SimFlowCFD / RapidCFD-dev

RapidCFD is an OpenFOAM fork running fully on CUDA platform. Brought to you by
https://sim-flow.com
Other
328 stars 95 forks source link

RapidCFD-container #97

Open jiaqiwang969 opened 2 years ago

jiaqiwang969 commented 2 years ago

Hi, everyone, I try to make dockerfile for RapidCFD-dev. It is on process. The idea is to modify the orginal openfoam-2.3.x dockerfile.

Any suggestiones?

https://github.com/jiaqiwang969/openfoam-docker/tree/main/OpenFOAM/openfoam-org

Advantage:

Install and run

Tips:

New solver implement

jiaqiwang969 commented 2 years ago

That is truly interesting. And this is OpenFOAM 2.3.x?

No, in foam-v6

jiaqiwang969 commented 2 years ago

Progress update

Ex1:

        scalar pl = p_L[iface] ;
        scalar pr = p_R[iface] ;
        scalar ml = M_L[iface] ;
        scalar mr = M_R[iface] ;
        scalar ul = U_L[iface] ;
        scalar ur = U_R[iface] ;
        scalar dl = rho_L[iface] ;
        scalar dr = rho_R[iface] ;

each one need a copy_if function:

        thrust::copy_if
        (
         thrust::make_permutation_iterator
         (
          rho_R.getField().begin(),
          owner.begin()
         ),
         thrust::make_permutation_iterator
         (
          rho_R.getField().begin(),
          owner.end()
         ),
         duc,
         dr.begin(),
         isA(ducLevelPress)
        );

Ex2:

fa = M0*(2.-M0);

for this simple equation,we need use “thrust::minus” with "2.-M0", then use " thrust::multiplies".

Ex3:

        p5p = p5 (ml , 1 , alpha) ;

where p5 is a function:

  float p5 (float rm,float sgn ,float alpha) // Return p_5
   {
   float r ;
   if (abs(rm)<1.)
   {
    r = m2(rm,sgn)*( (sgn*2-rm) - sgn*16*alpha*rm*m2(rm,-sgn) ) ;
   }
   else
   {
    r = 1./rm*m1(rm,sgn) ;
   }
   return r ;
   }

Can be witten in lambda function in thrust type? And how?

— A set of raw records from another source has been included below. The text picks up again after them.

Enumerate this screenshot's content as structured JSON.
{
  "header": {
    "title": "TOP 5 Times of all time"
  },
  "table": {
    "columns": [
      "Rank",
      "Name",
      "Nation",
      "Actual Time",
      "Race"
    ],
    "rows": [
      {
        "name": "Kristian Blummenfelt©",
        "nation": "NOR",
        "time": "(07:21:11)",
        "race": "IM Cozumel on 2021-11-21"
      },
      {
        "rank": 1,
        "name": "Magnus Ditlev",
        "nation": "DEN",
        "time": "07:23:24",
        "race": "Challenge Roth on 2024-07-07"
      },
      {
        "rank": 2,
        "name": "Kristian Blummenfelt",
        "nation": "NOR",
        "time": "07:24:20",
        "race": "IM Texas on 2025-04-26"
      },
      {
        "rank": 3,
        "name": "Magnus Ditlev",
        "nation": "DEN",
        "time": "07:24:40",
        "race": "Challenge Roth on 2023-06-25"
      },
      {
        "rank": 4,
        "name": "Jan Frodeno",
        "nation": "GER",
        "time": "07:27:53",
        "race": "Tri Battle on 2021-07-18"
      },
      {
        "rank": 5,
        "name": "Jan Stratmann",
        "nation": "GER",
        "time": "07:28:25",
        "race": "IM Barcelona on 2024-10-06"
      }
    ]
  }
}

jiaqiwang969 commented 2 years ago

NEW IDEAS

I believe Another stategy is better, i.e. Ignore the if-statement first, just calculation in the whole field in gpu, and "copy_if" with the final result.

Question:

  1. how to ..
jiaqiwang969 commented 2 years ago

Confusions

Hi,TonkomoLLC I need to clear up a few confusions, main is about Storage issues of CPU & GPU . Please clarify me~

  1. “forAll” error:

    • Explanation: manipulate GPU memory outside GPU kernel execution. for example, duc[iface], I understand that “duc” is stored in GPU kenerl,“iface” is Pointer stored also in GPU? But we send commands via the CPU.
  2. “forAll” error fixed by "thrust",

    • Does it means that we send commands via the GPU?
  3. labelgpuList vs labelUList what is main difference? Does it mean labelgpuList stored Pointer in GPU, labelUList stored Pointer in CPU?

  4. in createField.H, we new build lots of classes,such as:

    
    volScalarField rho
    (
    IOobject
    (
        "rho",
        runTime.timeName(),
        mesh,
        IOobject::NO_READ,
        IOobject::AUTO_WRITE
    ),
    thermo.rho(),
    rhoBoundaryTypes
    );

surfaceScalarField neg ( IOobject ( "neg", runTime.timeName(), mesh ), mesh, dimensionedScalar("neg", dimless, -1.0) );


Where does it strored in? Why it can is inter-operable?Does it mean we create it and store in CPU memory? How it transform in to gpuField
jiaqiwang969 commented 2 years ago

How to deal with field loop operation in RapidCFD?

The valuable information recieved from Kurashov, his contribution with paper "Modification of RhoCentralFoam Solvers Based on OpenFOAM and RapidCFD to Calculate High-Speed Flows Speed Comparison of GPU and CPU Solvers". I believe his answer may help more people who is newbie like me.

He wrote:

RapidCFD use thrust library for GPU field operations. There are 2 options for field loop operation.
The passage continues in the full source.